Au lieu d’inventer des aventures où paradent et dialoguent d’impossibles personnages, il convient de célébrer également la pacifique sublimité des fêtes familiales et civiques. Tels faits normaux, comme la naissance, les repas, l’hymen, la mort, ne sont-ils pas aussi magnifiques pour interpréter, que les puériles péripéties de notre invention. Il s’agit de les sanctifier, d’en montrer les relations sacrées avec la vie même de l’univers. Ce sont de semblables idées, — absolument inédites jusque-là, — que M. de Bouhélier s’est plu à développer dans certains chapitres de son dernier ouvrage : L’Hiver en Méditation, et qui sont intitulés l’Émotion, le Pathétique Romanesque, le Destin. Entre tous, je me permettrai de transcrire ce passage d’une méditation sur le Foyer, et qui donnera au lecteur un exemple tout à fait exact des admirables effets que l’on peut tirer de la théorie naturiste :

« … Cette béatifiante communion, partout j’en distingue le pressentiment.
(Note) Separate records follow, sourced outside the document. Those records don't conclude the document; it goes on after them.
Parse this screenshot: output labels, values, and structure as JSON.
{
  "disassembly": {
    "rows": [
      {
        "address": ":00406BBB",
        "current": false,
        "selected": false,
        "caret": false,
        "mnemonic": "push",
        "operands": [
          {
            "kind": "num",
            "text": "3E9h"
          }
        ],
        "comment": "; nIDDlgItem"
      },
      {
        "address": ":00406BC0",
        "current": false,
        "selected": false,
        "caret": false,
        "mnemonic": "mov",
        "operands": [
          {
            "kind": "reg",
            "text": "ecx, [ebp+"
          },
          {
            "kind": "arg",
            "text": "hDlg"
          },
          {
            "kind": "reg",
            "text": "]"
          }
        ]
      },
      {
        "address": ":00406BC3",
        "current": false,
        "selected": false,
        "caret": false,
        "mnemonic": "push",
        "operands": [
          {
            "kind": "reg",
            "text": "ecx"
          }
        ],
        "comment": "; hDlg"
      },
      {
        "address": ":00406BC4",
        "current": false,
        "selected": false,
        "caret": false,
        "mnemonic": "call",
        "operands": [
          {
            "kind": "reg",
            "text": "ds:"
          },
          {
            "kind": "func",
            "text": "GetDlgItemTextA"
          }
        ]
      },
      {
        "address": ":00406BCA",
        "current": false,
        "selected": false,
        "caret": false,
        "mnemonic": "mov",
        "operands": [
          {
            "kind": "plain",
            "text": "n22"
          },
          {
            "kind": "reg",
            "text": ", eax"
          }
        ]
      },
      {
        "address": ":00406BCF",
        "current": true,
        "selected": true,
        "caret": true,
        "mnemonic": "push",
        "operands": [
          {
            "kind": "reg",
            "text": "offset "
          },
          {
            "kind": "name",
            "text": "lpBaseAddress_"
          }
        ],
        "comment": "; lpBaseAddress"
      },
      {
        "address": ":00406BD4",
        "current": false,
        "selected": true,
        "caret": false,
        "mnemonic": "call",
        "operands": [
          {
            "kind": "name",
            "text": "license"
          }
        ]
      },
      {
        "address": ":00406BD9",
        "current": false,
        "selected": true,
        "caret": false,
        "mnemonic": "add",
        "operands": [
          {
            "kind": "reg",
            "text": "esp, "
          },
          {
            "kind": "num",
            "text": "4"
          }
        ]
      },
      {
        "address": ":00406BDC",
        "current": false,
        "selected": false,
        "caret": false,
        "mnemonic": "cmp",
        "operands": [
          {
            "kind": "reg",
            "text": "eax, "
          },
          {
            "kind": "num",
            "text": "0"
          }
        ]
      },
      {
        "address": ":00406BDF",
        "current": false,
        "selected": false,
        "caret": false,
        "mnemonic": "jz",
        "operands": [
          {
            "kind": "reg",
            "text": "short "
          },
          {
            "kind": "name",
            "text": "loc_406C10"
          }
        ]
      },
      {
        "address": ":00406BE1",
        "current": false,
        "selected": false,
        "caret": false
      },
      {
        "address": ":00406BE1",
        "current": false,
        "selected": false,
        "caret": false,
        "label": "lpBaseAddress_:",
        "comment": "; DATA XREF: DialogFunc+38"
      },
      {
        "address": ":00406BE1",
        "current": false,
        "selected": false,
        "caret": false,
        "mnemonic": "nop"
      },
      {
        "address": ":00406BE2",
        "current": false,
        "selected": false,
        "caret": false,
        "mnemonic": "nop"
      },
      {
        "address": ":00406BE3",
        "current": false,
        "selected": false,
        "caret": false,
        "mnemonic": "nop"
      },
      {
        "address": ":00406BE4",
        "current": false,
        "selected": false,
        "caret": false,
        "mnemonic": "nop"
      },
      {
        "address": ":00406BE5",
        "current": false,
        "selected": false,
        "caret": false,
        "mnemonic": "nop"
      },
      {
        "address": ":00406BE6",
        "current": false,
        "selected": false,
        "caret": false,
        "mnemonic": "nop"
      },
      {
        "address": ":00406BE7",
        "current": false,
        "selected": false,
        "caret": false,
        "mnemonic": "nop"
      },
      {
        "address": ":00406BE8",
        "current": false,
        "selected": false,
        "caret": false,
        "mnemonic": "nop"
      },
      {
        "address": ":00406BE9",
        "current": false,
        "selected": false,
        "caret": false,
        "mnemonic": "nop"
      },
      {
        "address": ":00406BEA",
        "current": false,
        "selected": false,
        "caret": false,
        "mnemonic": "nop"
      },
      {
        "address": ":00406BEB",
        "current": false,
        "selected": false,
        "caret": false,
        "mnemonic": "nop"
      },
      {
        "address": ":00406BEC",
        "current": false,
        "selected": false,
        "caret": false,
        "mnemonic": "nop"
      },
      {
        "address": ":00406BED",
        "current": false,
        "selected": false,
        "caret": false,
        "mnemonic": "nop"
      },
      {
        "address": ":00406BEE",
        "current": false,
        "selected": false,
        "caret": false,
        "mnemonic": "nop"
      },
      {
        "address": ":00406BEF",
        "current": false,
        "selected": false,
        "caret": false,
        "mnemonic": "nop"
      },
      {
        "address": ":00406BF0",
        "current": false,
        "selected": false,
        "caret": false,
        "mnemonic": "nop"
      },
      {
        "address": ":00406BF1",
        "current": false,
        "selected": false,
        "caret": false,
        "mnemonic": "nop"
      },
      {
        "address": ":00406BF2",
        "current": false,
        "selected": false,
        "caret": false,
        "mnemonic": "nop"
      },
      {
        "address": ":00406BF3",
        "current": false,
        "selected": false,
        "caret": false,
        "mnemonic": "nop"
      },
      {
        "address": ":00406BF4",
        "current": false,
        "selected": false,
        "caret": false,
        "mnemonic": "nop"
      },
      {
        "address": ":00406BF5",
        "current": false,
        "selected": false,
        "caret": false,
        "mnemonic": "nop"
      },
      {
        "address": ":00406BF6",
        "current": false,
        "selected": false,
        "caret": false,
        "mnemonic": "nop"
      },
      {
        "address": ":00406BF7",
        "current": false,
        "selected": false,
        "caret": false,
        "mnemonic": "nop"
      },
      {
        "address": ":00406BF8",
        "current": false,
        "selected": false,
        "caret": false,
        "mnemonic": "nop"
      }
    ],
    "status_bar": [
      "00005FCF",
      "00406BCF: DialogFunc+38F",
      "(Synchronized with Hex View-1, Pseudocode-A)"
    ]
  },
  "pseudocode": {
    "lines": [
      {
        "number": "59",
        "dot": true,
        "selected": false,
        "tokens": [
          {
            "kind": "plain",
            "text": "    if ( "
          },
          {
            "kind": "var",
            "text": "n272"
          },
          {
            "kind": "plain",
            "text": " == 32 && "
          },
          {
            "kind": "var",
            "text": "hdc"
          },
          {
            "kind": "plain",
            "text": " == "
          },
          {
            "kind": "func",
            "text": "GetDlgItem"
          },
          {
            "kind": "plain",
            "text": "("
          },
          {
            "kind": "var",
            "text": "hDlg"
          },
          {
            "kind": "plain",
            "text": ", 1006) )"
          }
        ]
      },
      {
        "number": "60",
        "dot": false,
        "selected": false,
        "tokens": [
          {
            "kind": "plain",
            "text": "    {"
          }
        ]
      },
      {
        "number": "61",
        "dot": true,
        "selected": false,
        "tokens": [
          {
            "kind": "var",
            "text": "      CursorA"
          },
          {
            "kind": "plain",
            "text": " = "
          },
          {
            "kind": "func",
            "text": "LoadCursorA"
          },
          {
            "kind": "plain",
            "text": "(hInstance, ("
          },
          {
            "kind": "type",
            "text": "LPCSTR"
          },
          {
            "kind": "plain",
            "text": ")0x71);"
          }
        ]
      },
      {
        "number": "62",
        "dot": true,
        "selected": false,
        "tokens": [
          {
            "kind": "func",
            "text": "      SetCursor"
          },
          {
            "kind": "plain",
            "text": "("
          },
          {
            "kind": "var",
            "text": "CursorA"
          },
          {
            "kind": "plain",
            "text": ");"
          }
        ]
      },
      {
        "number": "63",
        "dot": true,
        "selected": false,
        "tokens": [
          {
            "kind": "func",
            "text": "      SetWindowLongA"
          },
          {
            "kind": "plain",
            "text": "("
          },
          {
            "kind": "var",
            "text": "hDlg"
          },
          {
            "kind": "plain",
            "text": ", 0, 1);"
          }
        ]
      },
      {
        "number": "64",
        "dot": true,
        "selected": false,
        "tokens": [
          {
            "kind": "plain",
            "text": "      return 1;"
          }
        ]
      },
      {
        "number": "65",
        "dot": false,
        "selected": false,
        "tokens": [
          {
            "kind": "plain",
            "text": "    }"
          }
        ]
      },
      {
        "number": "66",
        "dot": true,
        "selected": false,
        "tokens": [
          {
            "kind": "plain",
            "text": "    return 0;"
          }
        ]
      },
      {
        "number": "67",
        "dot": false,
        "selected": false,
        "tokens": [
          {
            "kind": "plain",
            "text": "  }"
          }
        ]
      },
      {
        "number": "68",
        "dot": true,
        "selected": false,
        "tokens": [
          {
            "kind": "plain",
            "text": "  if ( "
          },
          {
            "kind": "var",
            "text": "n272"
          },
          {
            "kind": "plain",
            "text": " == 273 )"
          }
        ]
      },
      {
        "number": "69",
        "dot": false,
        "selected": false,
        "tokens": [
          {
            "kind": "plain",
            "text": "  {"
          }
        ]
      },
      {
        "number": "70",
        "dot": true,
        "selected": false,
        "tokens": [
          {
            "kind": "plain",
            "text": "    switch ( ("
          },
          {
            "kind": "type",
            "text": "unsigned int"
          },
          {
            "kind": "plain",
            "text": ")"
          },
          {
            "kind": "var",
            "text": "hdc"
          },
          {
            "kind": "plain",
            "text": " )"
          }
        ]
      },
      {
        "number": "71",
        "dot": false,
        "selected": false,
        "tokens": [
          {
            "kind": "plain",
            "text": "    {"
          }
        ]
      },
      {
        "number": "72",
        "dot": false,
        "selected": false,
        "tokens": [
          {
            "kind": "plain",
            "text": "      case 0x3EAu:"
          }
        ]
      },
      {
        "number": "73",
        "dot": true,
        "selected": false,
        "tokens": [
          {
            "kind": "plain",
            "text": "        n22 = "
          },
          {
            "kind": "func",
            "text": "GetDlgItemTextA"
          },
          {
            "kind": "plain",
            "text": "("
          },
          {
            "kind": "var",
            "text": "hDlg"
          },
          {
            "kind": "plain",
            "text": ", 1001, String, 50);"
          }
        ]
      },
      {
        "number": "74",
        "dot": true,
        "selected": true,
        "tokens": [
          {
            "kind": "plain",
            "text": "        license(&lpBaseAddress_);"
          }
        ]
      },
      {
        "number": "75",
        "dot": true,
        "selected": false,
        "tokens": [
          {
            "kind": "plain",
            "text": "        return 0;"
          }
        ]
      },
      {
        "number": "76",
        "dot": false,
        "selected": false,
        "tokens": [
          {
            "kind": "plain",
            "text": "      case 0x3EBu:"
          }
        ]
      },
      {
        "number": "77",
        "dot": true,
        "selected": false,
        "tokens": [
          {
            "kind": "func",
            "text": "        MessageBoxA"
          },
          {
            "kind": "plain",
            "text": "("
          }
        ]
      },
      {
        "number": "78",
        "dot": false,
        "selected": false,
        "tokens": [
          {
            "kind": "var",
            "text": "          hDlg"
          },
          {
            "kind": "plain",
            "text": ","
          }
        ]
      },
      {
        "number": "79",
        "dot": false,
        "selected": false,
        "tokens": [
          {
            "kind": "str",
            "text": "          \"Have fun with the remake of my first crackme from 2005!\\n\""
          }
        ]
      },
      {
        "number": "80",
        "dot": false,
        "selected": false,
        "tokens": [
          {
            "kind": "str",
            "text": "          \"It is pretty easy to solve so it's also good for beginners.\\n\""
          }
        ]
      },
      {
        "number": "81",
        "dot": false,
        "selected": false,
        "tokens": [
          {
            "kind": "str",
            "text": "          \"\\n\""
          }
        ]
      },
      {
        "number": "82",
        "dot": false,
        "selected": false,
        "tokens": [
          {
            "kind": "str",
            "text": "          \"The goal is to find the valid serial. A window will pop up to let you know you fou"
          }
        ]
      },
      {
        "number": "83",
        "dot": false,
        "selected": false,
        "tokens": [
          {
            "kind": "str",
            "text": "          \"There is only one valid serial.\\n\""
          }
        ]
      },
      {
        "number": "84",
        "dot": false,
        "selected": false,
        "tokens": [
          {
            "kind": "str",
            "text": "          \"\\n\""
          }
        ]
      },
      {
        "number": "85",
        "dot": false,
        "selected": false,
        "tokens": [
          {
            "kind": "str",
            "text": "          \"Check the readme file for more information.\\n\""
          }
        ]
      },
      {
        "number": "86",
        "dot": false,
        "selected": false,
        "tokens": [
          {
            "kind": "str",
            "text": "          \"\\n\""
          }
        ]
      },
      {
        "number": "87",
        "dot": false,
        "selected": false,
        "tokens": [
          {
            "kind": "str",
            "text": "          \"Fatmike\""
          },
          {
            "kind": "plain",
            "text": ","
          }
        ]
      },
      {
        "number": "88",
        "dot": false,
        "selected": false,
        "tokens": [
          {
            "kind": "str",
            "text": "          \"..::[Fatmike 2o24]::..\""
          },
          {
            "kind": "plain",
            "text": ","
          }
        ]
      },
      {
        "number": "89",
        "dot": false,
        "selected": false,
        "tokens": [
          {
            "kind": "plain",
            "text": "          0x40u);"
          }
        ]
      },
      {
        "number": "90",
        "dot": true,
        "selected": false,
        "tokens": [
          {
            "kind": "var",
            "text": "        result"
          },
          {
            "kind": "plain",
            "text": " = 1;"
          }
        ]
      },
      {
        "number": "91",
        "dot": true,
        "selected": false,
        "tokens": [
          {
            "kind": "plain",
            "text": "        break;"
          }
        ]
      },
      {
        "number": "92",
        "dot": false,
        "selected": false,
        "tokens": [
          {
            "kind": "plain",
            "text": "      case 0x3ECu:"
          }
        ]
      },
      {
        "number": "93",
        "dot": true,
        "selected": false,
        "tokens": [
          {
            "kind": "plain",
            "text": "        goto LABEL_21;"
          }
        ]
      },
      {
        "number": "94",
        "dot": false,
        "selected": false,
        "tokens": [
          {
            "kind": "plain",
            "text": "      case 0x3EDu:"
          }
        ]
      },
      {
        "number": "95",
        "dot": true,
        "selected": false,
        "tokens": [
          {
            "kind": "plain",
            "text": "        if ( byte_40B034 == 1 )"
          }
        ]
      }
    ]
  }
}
Dans la forge, la grange, l’étable, tel grenier, et la boulangerie ! Mais où il apparut surtout, c’est parmi ces linges frais, les senteurs de la chambre nuptiale.

« Il faudrait y entrer comme dans le Paradis. Il faudrait marcher là, comme au lieu le plus suave, le plus religieux, le plus impressionnant du monde. C’est là {p. 208}que s’accomplissent les rites suprêmes. L’aube y pénètre avec pudeur.

« Toute la clarté du ciel, des jeunes roses et des prairies heureuses, filtre aux clairs lins du lit, les trempe d’ardente blancheur. Rien de plus candide ni de plus exquis. Les amours, les luxures se fondent, le soleil tremblant vacille et soupire, l’émoi effrite les pensées, le sang et la chair flambent dans un brasier, et le vent tournoie. Une tempête emporte les constellations ; l’air est doux, l’azur frais, les verts feuillages chuchotent. Pas un instant moins tragique, le matin se couche sur un monde d’aurore.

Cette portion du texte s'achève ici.